A standardisation of naval means of warfare facilitates both the provisioning of spare parts and training. Means of warfare must be designed for ease of use.
2) Orientation Towards the Future
The Navy’s structure must:
be sufficiently flexible to adapt it to the demographic development minimise risks for its personnel on deployments,
enable the testing of new unmanned capabilities in short time frames with a small number of commercially available prototypes (experimentation).
3) Multi-Domain Operations
The Navy contributes to combined arms operations through:
system approaches that are networked, swarm-capable and, wherever possible, unmanned
the development of maritime strike capabilities.

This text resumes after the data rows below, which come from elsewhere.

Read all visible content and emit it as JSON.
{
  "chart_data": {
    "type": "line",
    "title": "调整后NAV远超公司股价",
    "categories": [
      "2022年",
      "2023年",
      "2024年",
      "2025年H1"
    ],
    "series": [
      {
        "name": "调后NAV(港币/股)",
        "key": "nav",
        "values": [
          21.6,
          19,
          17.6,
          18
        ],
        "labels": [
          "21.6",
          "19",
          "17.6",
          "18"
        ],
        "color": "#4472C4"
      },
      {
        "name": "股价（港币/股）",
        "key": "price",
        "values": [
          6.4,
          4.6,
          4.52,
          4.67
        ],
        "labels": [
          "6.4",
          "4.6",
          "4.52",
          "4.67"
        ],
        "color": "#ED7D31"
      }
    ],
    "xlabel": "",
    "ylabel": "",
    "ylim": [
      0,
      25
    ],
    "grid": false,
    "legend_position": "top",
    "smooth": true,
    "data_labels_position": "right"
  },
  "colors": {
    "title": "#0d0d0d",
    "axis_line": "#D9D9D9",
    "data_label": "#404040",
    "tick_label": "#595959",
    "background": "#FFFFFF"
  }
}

Resilience means the capability to remain operational after having sustained losses. This requires:
the protection of a small number of bases for resupply and maintenance
an alternative hardened operational command and control centre as well as mobile tactical command and control at sea.
Other navies’ projects
Navies around the world are paying more and more attention to autonomous systems, with the USUnited States Navy and Royal Navy leading the way. But other European partners, such as France, are also participating in the trend. The latter are focusing in particular on unmanned mine countermeasures in the future.